La diffraction des rayons X marque l’endroit
En 2022, les bibliothécaires de Lipscomb ont entendu parler du Poison Book Project et ont contacté le département de chimie pour réaliser une enquête analytique similaire sur les livres du 19ème siècle de la bibliothèque Beaman. “Ces vieux livres avec des teintures toxiques peuvent se trouver dans des universités, des bibliothèques publiques et des collections privées,” a déclaré Abigail Hoermann, une étudiante en chimie à l’Université Lipscomb faisant partie de l’équipe, dirigée par le professeur de chimie Joseph Weinstein-Webb. “Ainsi, nous voulons trouver un moyen de faciliter la connaissance de l’exposition à ces livres et comment les stocker en toute sécurité.”
L’équipe s’est appuyée sur la spectroscopie de fluorescence par rayons X pour effectuer un large enquête sur la collection afin de déterminer la présence d’arsenic ou d’autres métaux lourds dans les couvertures, suivie par une spectroscopie d’émission optique par plasma pour mesurer les concentrations dans des échantillons découpés des couvertures où ces poisons étaient détectés. Ils ont également approfondi leur analyse en utilisant la diffraction des rayons X pour identifier les molécules de pigment spécifiques à l’intérieur des métaux toxiques détectés.
Les résultats jusqu’à présent : du plomb et du chrome étaient présents dans plusieurs livres de la collection de Lipscomb, avec des niveaux élevés de plomb et de chrome dans certains de ces échantillons. Le niveau de plomb le plus élevé mesuré était plus de deux fois la limite du CDC, tandis que la concentration de chrome la plus élevée était six fois supérieure à cette limite.
La bibliothèque de Lipscomb a décidé de sceller tous les livres en couleur du 19ème siècle qui n’avaient pas encore été testés dans des sacs en plastique pour le stockage en attendant l’analyse. Ces livres, désormais connus pour avoir des couvertures teintées avec des teintures dangereuses, ont été retirés de la circulation publique et également scellés dans des sacs en plastique, conformément aux recommandations du Poison Book Project.
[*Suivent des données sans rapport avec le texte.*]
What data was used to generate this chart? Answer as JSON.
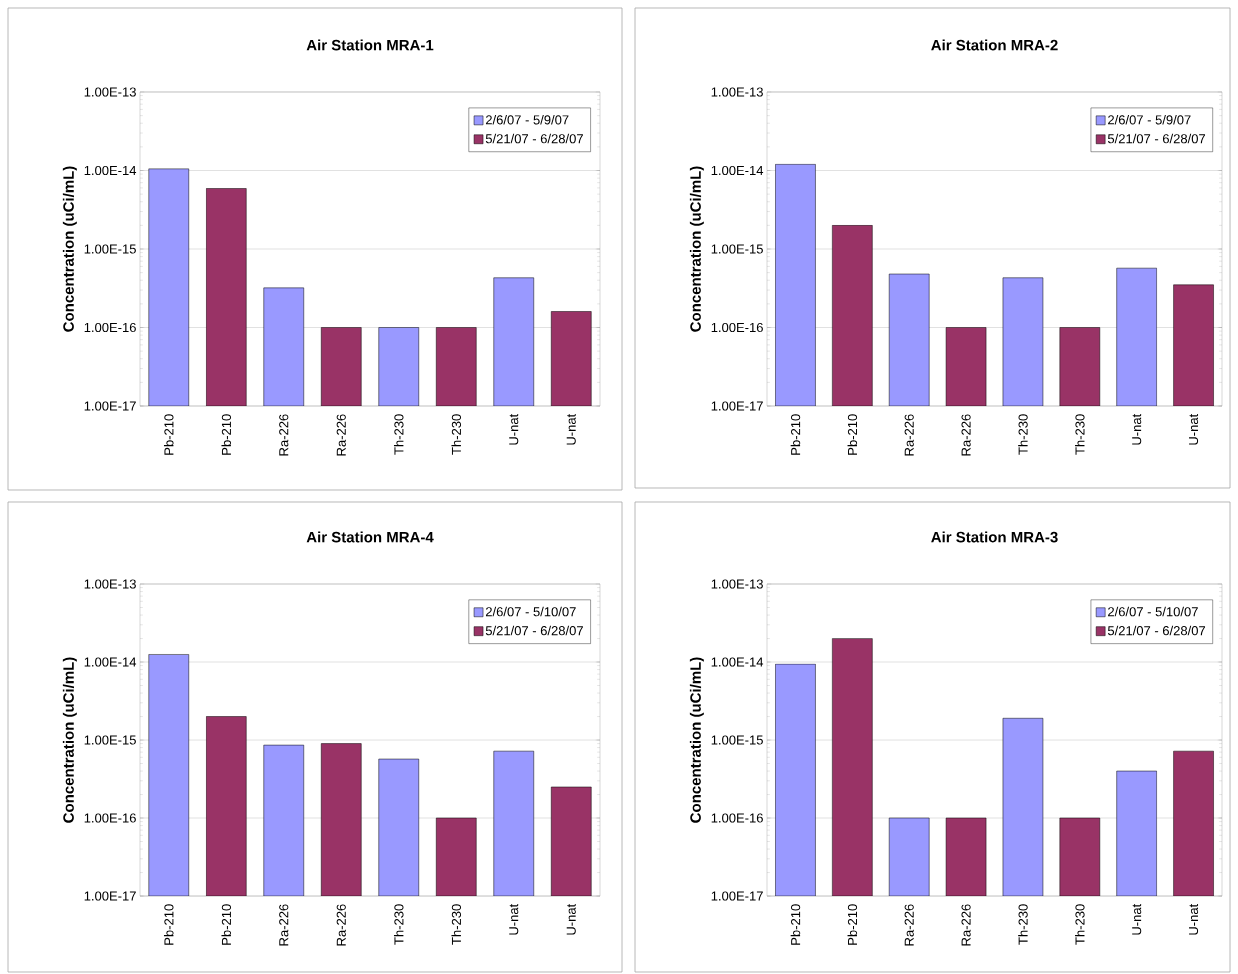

Les tests de diffraction des rayons X ont montré que le chromate de plomb(II) était présent dans certains de ces métaux lourds également — un composé du pigment jaune chrome. En fait, ils ont été surpris de constater que les couvertures de livres contenaient beaucoup plus de plomb que de chrome, étant donné qu’il y a des quantités égales de chacun dans le chromate de plomb(II). D’autres recherches sont nécessaires, mais l’hypothèse de travail est qu’il pourrait y avoir d’autres pigments à base de plomb — peut-être l’oxyde de plomb(II) ou le sulfure de plomb(II) — dans les teintures utilisées sur ces couvertures.
En tant que journaliste, cet article m’a ouvert les yeux sur l’importance de la préservation des œuvres littéraires et les risques auxquels elles peuvent être exposées à travers des matériaux apparemment innocents. La découverte de ces substances toxiques soulève des questions cruciales sur la conservation des livres d’antan et l’héritage que nous laissons aux générations futures. Il est impératif que nous continuions à explorer ces enjeux afin de garder notre patrimoine culturel intact sans compromettre la santé de ceux qui l’étudient et l’apprécient.